- 1864 - C/OF Bill Farmer was born in Philadelphia (Baseball Reference cites his DOB as as 2/27 and sources seem split as to whether he came from Philly or Dublin, Ireland). Either way, he got into five MLB games, two with the 1888 Alleghenys, going 0-for-4. He had spent some of 1887 in the Central PA League and likely showed enough to get a look from Pittsburgh. It was a tough lineup for a catcher to crack as Fred Carroll was still playing and Doggie Miller had the top job locked down. Bill finished his big-league days with a short stay with the Philadelphia Athletics and retired a couple of seasons later after playing for St. Pauls of the Western Association.
|Clipping via Baseball History Daily|
- 1866 - LHP Frederick “Crazy” Schmit (often misspelled Schmidt) was born in Chicago. The lefty was unleashed on baseball first by the Pittsburgh Alleghenys in 1890, when Crazy went 1-9, 5.83 in his rookie campaign. He tossed for five MLB seasons with a 7-36/5.45 line and 185 career walks to 93 K. One of Crazy’s idiosyncrasies was to warm up with a ball soaked in water so that when he got to the mound, a game ball would feel like a feather. He was also credited with being the first to keep an actual book on hitters out of necessity; it was said his memory was too poor to keep the info stored in his head so he wrote it down. One oft-told story has Crazy pitching against Cap Anson by the book. Schmit pulled his notes from his back pocket, looked up Anson, followed his finger and muttered “walk,” then tossed him four wide ones. His nickname was due to his eccentricities like the wet warmup ball, his book and also Schmit’s overblown sense of his abilities as a pitcher. He also answered to “Germany.”

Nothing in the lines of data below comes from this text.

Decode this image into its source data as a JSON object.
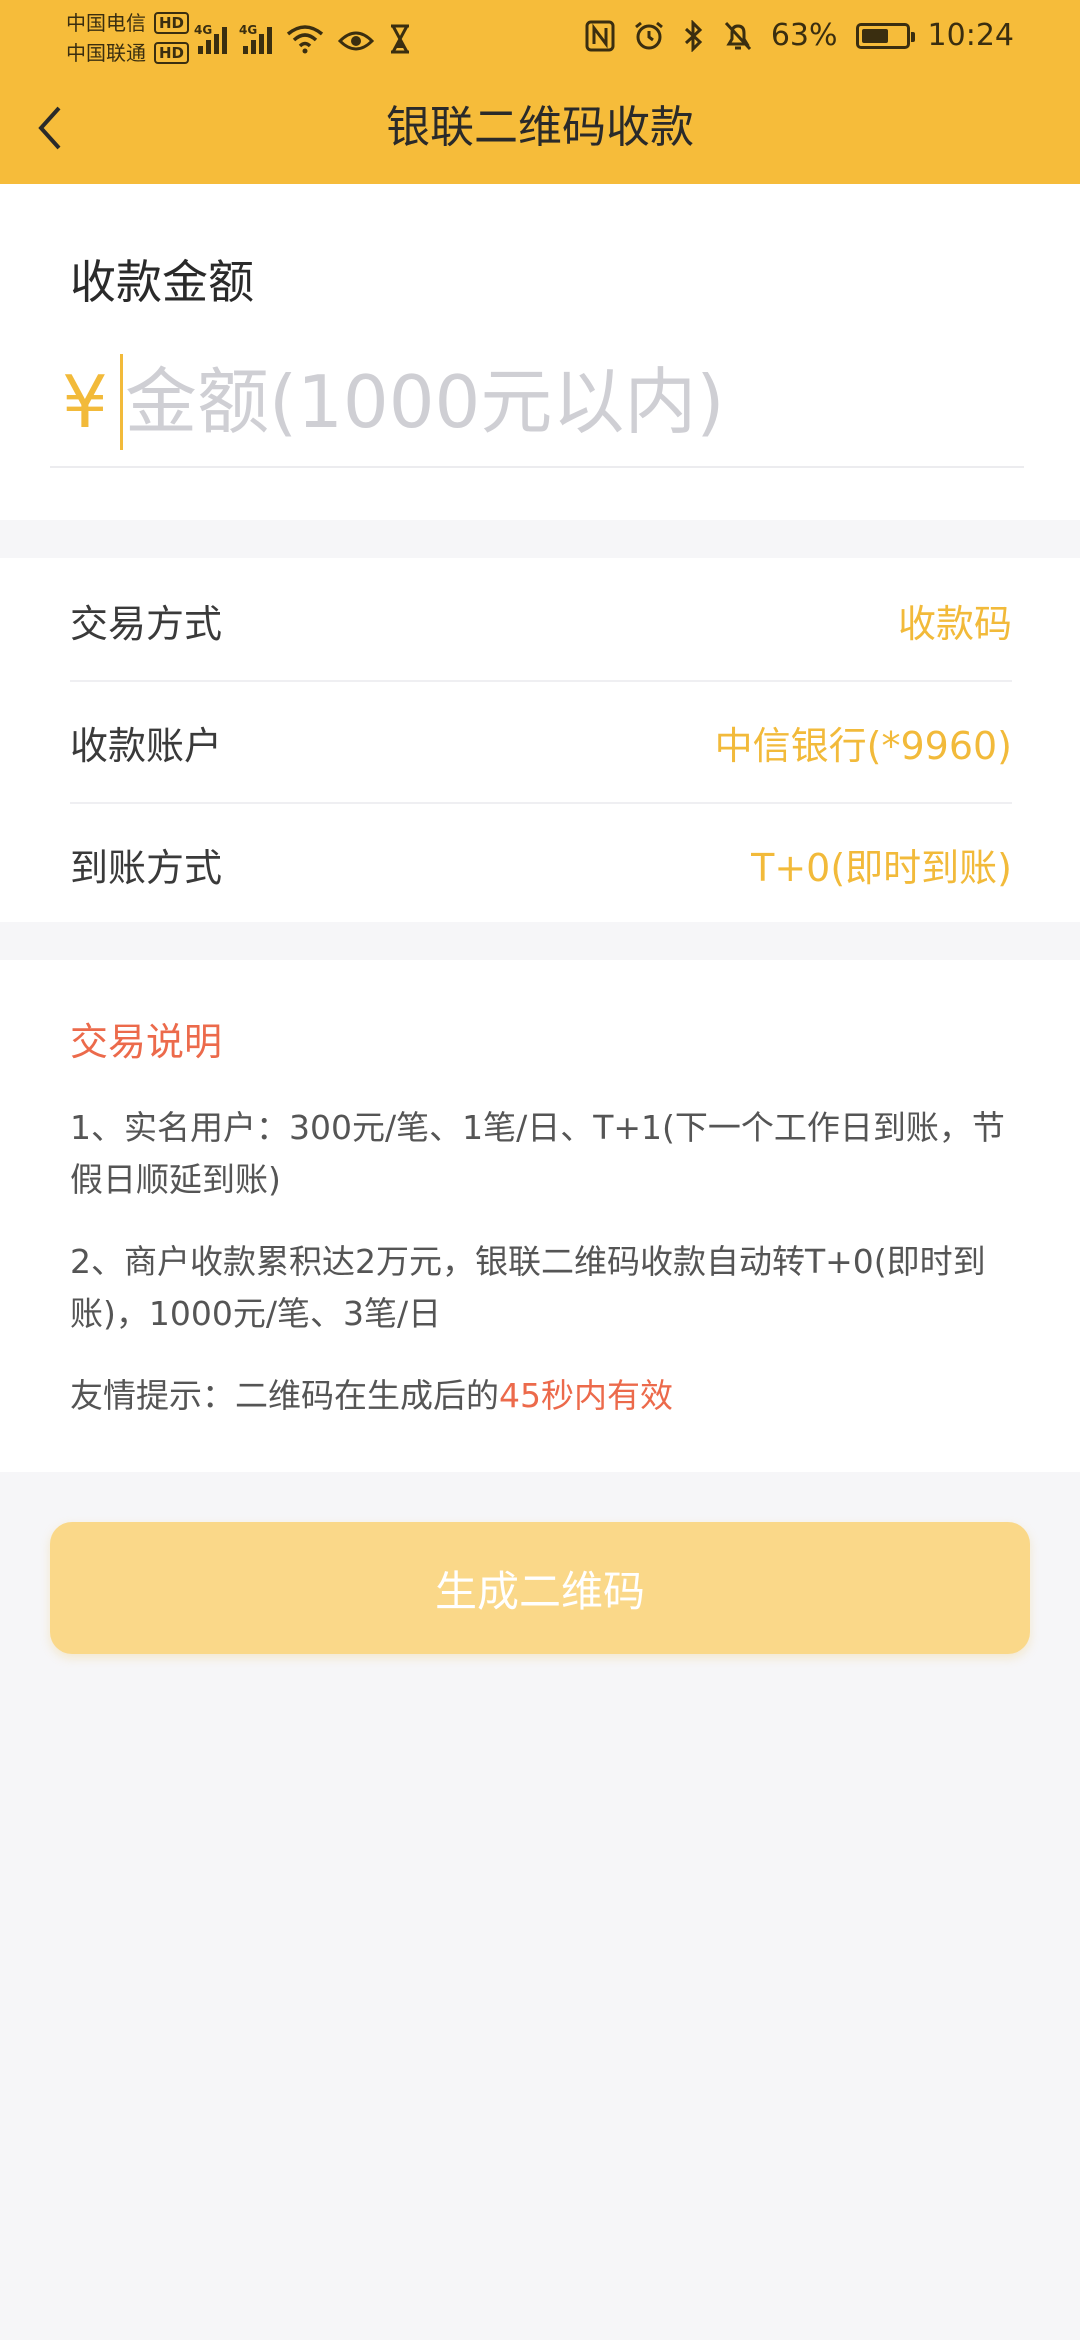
{
  "status_bar": {
    "carrier_1": "中国电信",
    "carrier_2": "中国联通",
    "hd_badge": "HD",
    "network_1": "4G",
    "network_2": "4G",
    "battery_percent": "63%",
    "battery_level": 0.63,
    "time": "10:24",
    "icons": [
      "wifi-icon",
      "eye-icon",
      "hourglass-icon",
      "nfc-icon",
      "alarm-icon",
      "bluetooth-icon",
      "bell-off-icon"
    ]
  },
  "nav": {
    "title": "银联二维码收款",
    "back_icon": "chevron-left-icon"
  },
  "amount": {
    "label": "收款金额",
    "currency_symbol": "¥",
    "placeholder": "金额(1000元以内)",
    "value": ""
  },
  "options": [
    {
      "label": "交易方式",
      "value": "收款码"
    },
    {
      "label": "收款账户",
      "value": "中信银行(*9960)"
    },
    {
      "label": "到账方式",
      "value": "T+0(即时到账)"
    }
  ],
  "info": {
    "title": "交易说明",
    "item_1": "1、实名用户：300元/笔、1笔/日、T+1(下一个工作日到账，节假日顺延到账)",
    "item_2": "2、商户收款累积达2万元，银联二维码收款自动转T+0(即时到账)，1000元/笔、3笔/日",
    "tip_prefix": "友情提示：二维码在生成后的",
    "tip_highlight": "45秒内有效"
  },
  "button": {
    "label": "生成二维码"
  },
  "colors": {
    "header": "#f6bc3a",
    "accent": "#f2ba3a",
    "highlight": "#ec6a4b",
    "button_disabled": "#fad889"
  }
}
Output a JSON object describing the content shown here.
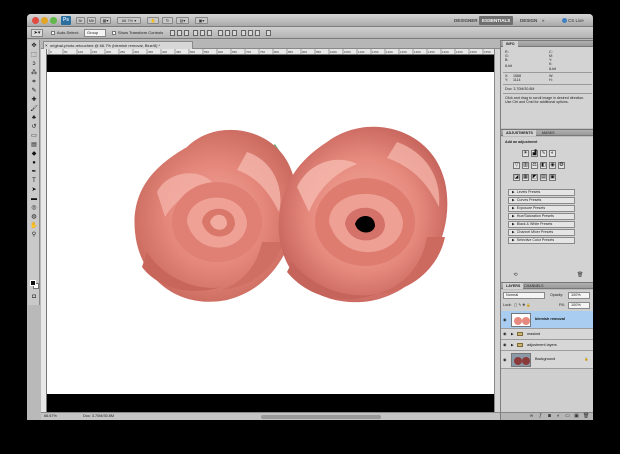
{
  "app": {
    "logo": "Ps",
    "zoom_select": "66.7%",
    "workspaces": [
      "DESIGNER",
      "ESSENTIALS",
      "DESIGN",
      "PAINTING"
    ],
    "active_workspace": "ESSENTIALS",
    "cs_live": "CS Live"
  },
  "options_bar": {
    "auto_select_label": "Auto-Select:",
    "auto_select_value": "Group",
    "show_transform_label": "Show Transform Controls"
  },
  "document": {
    "tab_title": "original-photo-retouched @ 66.7% (blemish removal, Blue/8) *",
    "ruler_marks": [
      "0",
      "50",
      "100",
      "150",
      "200",
      "250",
      "300",
      "350",
      "400",
      "450",
      "500",
      "550",
      "600",
      "650",
      "700",
      "750",
      "800",
      "850",
      "900",
      "950",
      "1000",
      "1050",
      "1100",
      "1150",
      "1200",
      "1250",
      "1300",
      "1350",
      "1400",
      "1450",
      "1500",
      "1550"
    ],
    "status_zoom": "66.67%",
    "status_doc": "Doc: 3.70M/30.8M"
  },
  "info_panel": {
    "tabs": [
      "INFO"
    ],
    "r_label": "R:",
    "g_label": "G:",
    "b_label": "B:",
    "c_label": "C:",
    "m_label": "M:",
    "y_label": "Y:",
    "k_label": "K:",
    "bit_left": "8-bit",
    "bit_right": "8-bit",
    "x_label": "X:",
    "y2_label": "Y:",
    "w_label": "W:",
    "h_label": "H:",
    "x_value": "1568",
    "y_value": "1114",
    "doc_line": "Doc: 3.70M/30.8M",
    "hint": "Click and drag to scroll image in desired direction. Use Ctrl and Cmd for additional options."
  },
  "adjustments_panel": {
    "tabs": [
      "ADJUSTMENTS",
      "MASKS"
    ],
    "heading": "Add an adjustment",
    "presets": [
      "Levels Presets",
      "Curves Presets",
      "Exposure Presets",
      "Hue/Saturation Presets",
      "Black & White Presets",
      "Channel Mixer Presets",
      "Selective Color Presets"
    ]
  },
  "layers_panel": {
    "tabs": [
      "LAYERS",
      "CHANNELS",
      "PATHS"
    ],
    "blend_mode": "Normal",
    "opacity_label": "Opacity:",
    "opacity_value": "100%",
    "lock_label": "Lock:",
    "fill_label": "Fill:",
    "fill_value": "100%",
    "layers": [
      {
        "name": "blemish removal",
        "selected": true,
        "type": "image"
      },
      {
        "name": "masked",
        "selected": false,
        "type": "group"
      },
      {
        "name": "adjustment layers",
        "selected": false,
        "type": "group"
      },
      {
        "name": "Background",
        "selected": false,
        "type": "image"
      }
    ]
  },
  "colors": {
    "accent": "#a9cdf1",
    "rose": "#e68a7f",
    "stem": "#4e8f5d"
  }
}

- 1883 - OF Harl Maggert was born in Cromwell, Indiana.He got his first taste of the majors when he played two games for the Bucs as a 24-year-old in 1907, going 0-for-6, though he did walk twice and scored. He wouldn’t get another shot until five years later in 1912 with the Philadelphia Athletics, doing better by batting .256 in 74 games, but it wasn’t enough to earn any more big league time. From 1913-20, he played in the PCL when he got embroiled in a fixing scandal; he was acquitted in court but expelled by the league, ending his pro career while he squeezed out a few more seasons with outlaw league teams. His son Harl (not a junior, different middle names) got in a year of MLB ball, too, hitting .281 in 1938 for the Boston Bees.
- 1901 - OF Herman Layne was born in Gallipolis, Ohio. His big league time totaled 11 games for the Bucs in 1927, spent mainly as a pinch hitter/runner, going 0-for-6 with a walk and three runs scored. Herman did cobble together a 13-year pro career, playing mostly for Toronto of the International League along with Louisville & Indianapolis of the American Association. He was a star there, hitting .327 with 2,097 hits and 315 stolen bases in 1,696 games.The WVU grad hit over .300 for 11 consecutive years and played on five pennant winners.
|Oad Swiggart (photo via JG Preston Experience)|
- 1915 - RHP Oadis Swigart was born in Archie, Mississippi. Oad spent his brief MLB career as a Pirate, going 1-3, 4.44, from 1939-40. His ball playing days were short-circuited by Uncle Sam. The 26-year-old was with the Pirates for spring training in 1941 but was called into the Army on May 1st as the first Bucco player to be drafted. He wasn’t released from active duty until the 1946 season when he was 31, and he failed to make it out of camp.
- 1919 - IF Bobby “Rocky” Rhawn was born in Catawissa, Pennsylvania, along the Susquehanna River. He got parts of three seasons in the show, with his final year of 1949 being especially hectic as he went from the NY Giants to the Pirates (three games, 1-for-7) and finally to the White Sox. The Bucs got him and P Ray Poat from the Giants for P Kirby Higbe, then released Rhawn to Chicago 10 days later. 1949 was the last year of MLB ball for Shawn and Poat; Higbe lasted into July of 1950.
- 1921 - IF Pete Castiglione was born in Greenwich, Connecticut. He played seven years (1947-53) for the Bucs, mainly as a reserve, and hit .258 for Pittsburgh. Pete actually signed with the Pirates in 1940, but he joined the Navy in 1943 while in the minors and served two years in the Pacific. He participated in campaigns at the Solomon Islands, New Guinea, Palau Islands, Philippine Islands and Okinawa, and was stationed at Wakayama, Japan at the end of the war, so his best work may not have been at Forbes Field, but in the Pacific theater.